Объясняя неудачи Гайдая в 70-е, исследователи выдвигают две версии. По первой версии, Гайдай слишком переоценил собственные силы. Трюкач и эксцентрик от Бога, он принялся за не присущие ему повествовательные формы, начал экспериментировать с диалогом, характером, а потом и вовсе замахнулся на традиции "высокого смеха". Гайдаевские экранизации выстроились по убывающей. От искрометного "Ивана Васильевича" к удручающим "Инкогнито из Петербурга" и советско-финским "За спичками". Угодив в книжный переплет, великий клоун скис, сдал, сбил руку. Согласно второй версии, Гайдая сгубило "самое читающее в мире общество". Он снимал гениальные кинокомедии, а ему «подсовывали» высокие образцы литературы и драматургии . Послушавшись худсоветовских доброхотов, он оставил оригинальную комедию и обратился к экранизации - роду деятельности, ему очевидно чуждому,  но приличествующему статусу "главного сатирика страны".
В фильмах «12 стульев» и «Иван Васильевич..» фантазия режиссера боролась с литературностью. Сжигая мосты, Леонид Гайдай заменил сценаристов Якова Костюковского и Мориса Слободского на сатирика Владлена Бахнова. В результате сникшего Шурика оттеснили другие бойкие персонажи - управдом Бунша и жулик Милославский. Начиная с фильма «Не может быть!» Гайдай уже практически не менялся, и это был "другой Гайдай". Именно его рукой сделаны малоудачные фильмы «Частный детектив..» и «На Дерибасовской хорошая погода..» - уже и не экранизации чужих, а парафразы собственных старых мотивов. В последних фильмах присутствуют внешние приметы гайдаевского стиля: есть и погони, и социальные каламбуры - но нет "настоящего Гайдая" . Так или иначе, но, видимо, не будет слишком большим преувеличением сказать, что «подлинный Гайдай» заканчивается на «Иване Васильевиче». Дальше остаются только эпизоды. Гениальные, но эпизоды. Посему ограничимся двумя короткометражками и четырьмя большими фильмами.

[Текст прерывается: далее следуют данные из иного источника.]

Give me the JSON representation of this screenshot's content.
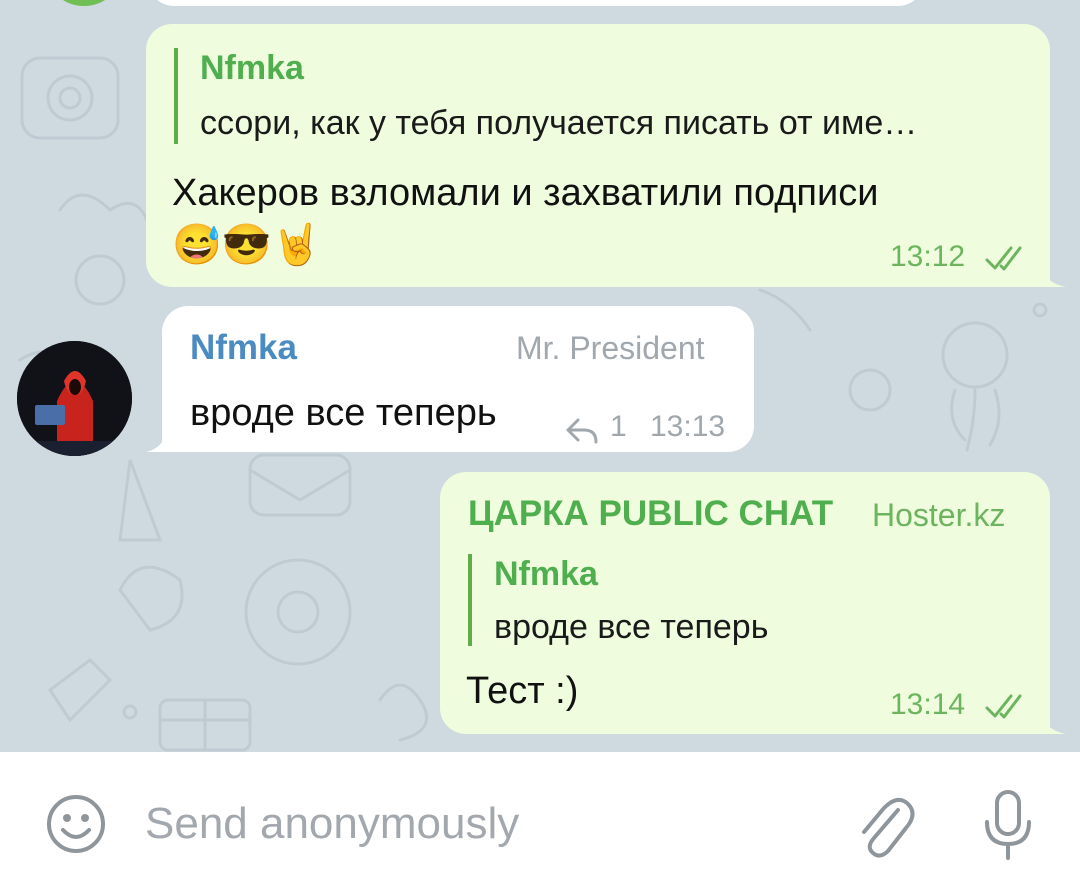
{
  "messages": {
    "m1": {
      "reply_name": "Nfmka",
      "reply_text": "ссори, как у тебя получается писать от име…",
      "text": "Хакеров взломали и захватили подписи",
      "emoji": "😅😎🤘",
      "time": "13:12"
    },
    "m2": {
      "sender": "Nfmka",
      "admin_title": "Mr. President",
      "text": "вроде все теперь",
      "reply_count": "1",
      "time": "13:13"
    },
    "m3": {
      "sender": "ЦАРКА PUBLIC CHAT",
      "admin_title": "Hoster.kz",
      "reply_name": "Nfmka",
      "reply_text": "вроде все теперь",
      "text": "Тест :)",
      "time": "13:14"
    }
  },
  "input": {
    "placeholder": "Send anonymously"
  },
  "colors": {
    "outgoing_bubble": "#effdde",
    "incoming_bubble": "#ffffff",
    "accent_green": "#4fae4e",
    "incoming_name": "#4a8bc2",
    "chat_background": "#cfd9e0"
  },
  "icons": [
    "emoji-icon",
    "attach-icon",
    "microphone-icon",
    "double-check-icon",
    "reply-arrow-icon"
  ]
}
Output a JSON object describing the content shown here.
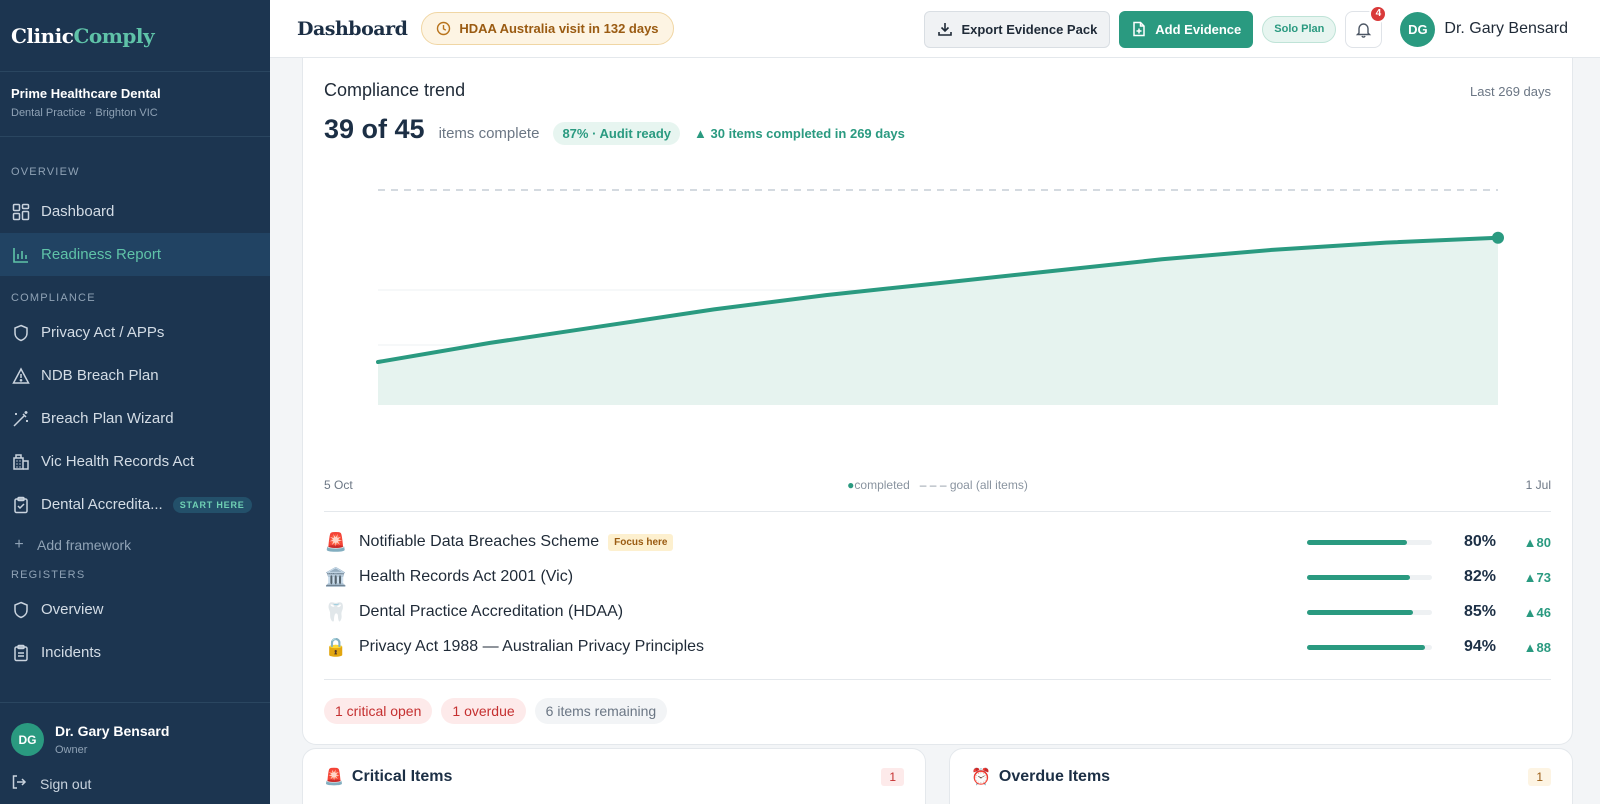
{
  "brand": {
    "part1": "Clinic",
    "part2": "Comply"
  },
  "practice": {
    "name": "Prime Healthcare Dental",
    "sub": "Dental Practice · Brighton VIC"
  },
  "sidebar": {
    "overview_label": "OVERVIEW",
    "compliance_label": "COMPLIANCE",
    "registers_label": "REGISTERS",
    "overview_items": [
      {
        "label": "Dashboard",
        "icon": "grid-icon"
      },
      {
        "label": "Readiness Report",
        "icon": "bar-chart-icon"
      }
    ],
    "compliance_items": [
      {
        "label": "Privacy Act / APPs",
        "icon": "shield-icon"
      },
      {
        "label": "NDB Breach Plan",
        "icon": "warning-icon"
      },
      {
        "label": "Breach Plan Wizard",
        "icon": "wand-icon"
      },
      {
        "label": "Vic Health Records Act",
        "icon": "building-icon"
      },
      {
        "label": "Dental Accredita...",
        "icon": "clipboard-check-icon",
        "tag": "START HERE"
      }
    ],
    "add_framework": "Add framework",
    "register_items": [
      {
        "label": "Overview",
        "icon": "shield-icon"
      },
      {
        "label": "Incidents",
        "icon": "clipboard-icon"
      }
    ]
  },
  "user": {
    "initials": "DG",
    "name": "Dr. Gary Bensard",
    "role": "Owner",
    "signout": "Sign out"
  },
  "topbar": {
    "title": "Dashboard",
    "visit": "HDAA Australia visit in 132 days",
    "export": "Export Evidence Pack",
    "add": "Add Evidence",
    "plan": "Solo Plan",
    "notifications": "4",
    "user_initials": "DG",
    "user_name": "Dr. Gary Bensard"
  },
  "trend": {
    "title": "Compliance trend",
    "period": "Last 269 days",
    "big": "39 of 45",
    "sub": "items complete",
    "ready": "87% · Audit ready",
    "delta": "▲ 30 items completed in 269 days",
    "axis_start": "5 Oct",
    "axis_end": "1 Jul",
    "legend_completed": "completed",
    "legend_goal": "– – – goal (all items)"
  },
  "chart_data": {
    "type": "area",
    "x": [
      "5 Oct",
      "",
      "",
      "",
      "",
      "",
      "",
      "",
      "",
      "",
      "1 Jul"
    ],
    "series": [
      {
        "name": "completed",
        "values": [
          9,
          13,
          16.5,
          20,
          23,
          25.5,
          28,
          30.5,
          32.5,
          34,
          35
        ]
      }
    ],
    "goal": 45,
    "ylim": [
      0,
      45
    ],
    "colors": {
      "line": "#2a9a80",
      "fill": "#e6f3ef",
      "goal": "#d4dae0"
    }
  },
  "frameworks": [
    {
      "emoji": "🚨",
      "name": "Notifiable Data Breaches Scheme",
      "focus": "Focus here",
      "pct": "80%",
      "value": 0.8,
      "delta": "▲80"
    },
    {
      "emoji": "🏛️",
      "name": "Health Records Act 2001 (Vic)",
      "focus": "",
      "pct": "82%",
      "value": 0.82,
      "delta": "▲73"
    },
    {
      "emoji": "🦷",
      "name": "Dental Practice Accreditation (HDAA)",
      "focus": "",
      "pct": "85%",
      "value": 0.85,
      "delta": "▲46"
    },
    {
      "emoji": "🔒",
      "name": "Privacy Act 1988 — Australian Privacy Principles",
      "focus": "",
      "pct": "94%",
      "value": 0.94,
      "delta": "▲88"
    }
  ],
  "chips": {
    "critical": "1 critical open",
    "overdue": "1 overdue",
    "remaining": "6 items remaining"
  },
  "bottom": {
    "critical": {
      "emoji": "🚨",
      "title": "Critical Items",
      "count": "1"
    },
    "overdue": {
      "emoji": "⏰",
      "title": "Overdue Items",
      "count": "1"
    }
  }
}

Пес Барбос и необычный кросс. Самогонщики

«Золотая серия» Гайдая начинается двумя короткометражками, - «Пес Барбос» длится около 10 минут, «Самогонщики» - 20 минут. Всего-то полчаса, но какой потрясающий эффект вот уже на протяжении почти половины столетия! Перед нами – эксцентрика в чистом виде: никаких диалогов, - движение, движение и еще раз движение. «Пес Барбос» в каком-то смысле «золотой век» Гайдая, счастливое детство его творчества. По мнению С. Добротворского, «перечитывая сейчас старые рецензии на гайдаевское кино, приходишь к выводу, что для современников идеальным                созданием режиссера остался одночастевый "Пес Барбос", по отношению к которому уже "Самогонщики" выглядят кризисом жанра, потому что продолжаются целых 20 минут» . Думается, что современники не так уж ошибались, ибо здесь перед зрителем предстает Леонид Гайдай в, так сказать, «неразбавленном виде».

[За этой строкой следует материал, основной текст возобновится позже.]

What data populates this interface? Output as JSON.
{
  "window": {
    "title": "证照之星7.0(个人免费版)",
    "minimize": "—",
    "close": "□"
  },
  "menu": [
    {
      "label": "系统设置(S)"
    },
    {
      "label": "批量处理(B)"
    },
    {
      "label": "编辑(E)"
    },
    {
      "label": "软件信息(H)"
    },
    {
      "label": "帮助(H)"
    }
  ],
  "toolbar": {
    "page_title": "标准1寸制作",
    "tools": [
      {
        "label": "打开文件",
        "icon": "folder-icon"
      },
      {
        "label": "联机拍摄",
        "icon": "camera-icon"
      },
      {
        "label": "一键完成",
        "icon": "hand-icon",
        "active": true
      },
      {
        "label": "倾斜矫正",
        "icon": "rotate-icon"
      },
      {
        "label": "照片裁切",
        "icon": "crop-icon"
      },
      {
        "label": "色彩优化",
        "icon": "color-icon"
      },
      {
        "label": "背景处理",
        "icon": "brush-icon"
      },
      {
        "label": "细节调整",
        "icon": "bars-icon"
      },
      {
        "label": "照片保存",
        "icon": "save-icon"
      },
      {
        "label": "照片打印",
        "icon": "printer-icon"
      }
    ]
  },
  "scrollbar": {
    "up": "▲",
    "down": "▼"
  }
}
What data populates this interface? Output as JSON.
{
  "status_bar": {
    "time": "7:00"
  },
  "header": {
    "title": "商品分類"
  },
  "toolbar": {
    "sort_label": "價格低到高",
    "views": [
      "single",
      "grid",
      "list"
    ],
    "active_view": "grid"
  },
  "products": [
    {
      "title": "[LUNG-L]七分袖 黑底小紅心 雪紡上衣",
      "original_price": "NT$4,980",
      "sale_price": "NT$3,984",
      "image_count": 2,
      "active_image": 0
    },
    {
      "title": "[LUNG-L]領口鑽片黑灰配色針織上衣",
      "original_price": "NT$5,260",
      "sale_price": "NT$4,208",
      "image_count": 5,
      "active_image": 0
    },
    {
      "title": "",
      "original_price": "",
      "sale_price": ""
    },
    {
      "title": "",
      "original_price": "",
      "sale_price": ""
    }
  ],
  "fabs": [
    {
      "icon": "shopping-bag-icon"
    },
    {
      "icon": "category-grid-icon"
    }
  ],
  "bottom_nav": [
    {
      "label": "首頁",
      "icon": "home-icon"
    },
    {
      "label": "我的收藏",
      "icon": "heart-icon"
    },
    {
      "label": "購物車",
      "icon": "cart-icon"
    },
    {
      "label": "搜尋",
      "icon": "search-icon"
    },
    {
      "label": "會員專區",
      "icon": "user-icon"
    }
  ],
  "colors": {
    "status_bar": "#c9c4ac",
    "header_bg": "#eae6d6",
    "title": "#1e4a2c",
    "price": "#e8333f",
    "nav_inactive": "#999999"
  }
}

История картины «Пес Барбос» во многом базируется на случайном развитии событий. Не обошлось и без драматизма. В 1958-м по сценарию Дыховичного и Слободского Гайдай снял комедию «Мертвое дело». Фильм получился замечательный, но был подвергнут жесточайшему разносу министра культуры Михайлова, сокращен вдвое, переименован в «Жених с того света» и в абсолютно кастрированном виде выпущен на экраны. Но даже после этого остался смешным. По этому поводу хорошо сказал Савва Кулиш: «когда его мучили и  убивали за картину «Жених с того света», когда из этой картины, которая шла полтора часа, оставили сорок семь минут, тогда в нем убивали, быть может, кинемато-графического Салтыкова-Щедрина или Свифта» . В результате Гайдай на несколько лет был вынужден уйти из комедии, - после драматических перипетий с фильмом "Жених с того света" ему нужно было отдохнуть. Это была его первая комедийная лента, большая самостоятельная работа, на которую возлагались надежды. Но "Жених..." был встречен в штыки. Слишком уж едкая сатира! Слишком откровенные намеки! Гайдаю так "намылили шею", что от переживаний у начинающего режиссера открылась язва. Леонид Иович впал в тяжкую депрессию. Знакомые посоветовали ему отдохнуть. Нина Павловна повезла мужа в Иркутск.
В родном доме Леонид Иович постепенно приходил в себя. Он полез на чердак, где отец хранил старенькие довоенные журналы. В основном это были сатирические и юмористические издания. Гайдай их очень любил и обычно находил там много материала для будущих реприз. Некоторые журналы впоследствии перекочевали на экран в комедии "Не может быть!" по рассказам Зощенко. Так вот, во время того отпуска Гайдай реанимировался именно на чердаке. Там-то ему и пришла в голову мысль снять немую короткометражку о приключениях пса Барбоса и троицы браконьеров. Материалом послужил стихотворный фельетон Степана Олейника, опубликованный в газете "Правда". Там были выведены безликие персонажи - два Николы и Гаврила. Режиссер решил наделить их характерами и дать клички, отталкиваясь от этих индивидуальностей. Задумав создать ленту о приключении с собакой, он нарочно выбрал короткий метр. В случае удачи одночастевка явится трамплином, можно будет по этому же методу поставить полнометражный фильм. В случае неудачи - тема комедий будет закрыта.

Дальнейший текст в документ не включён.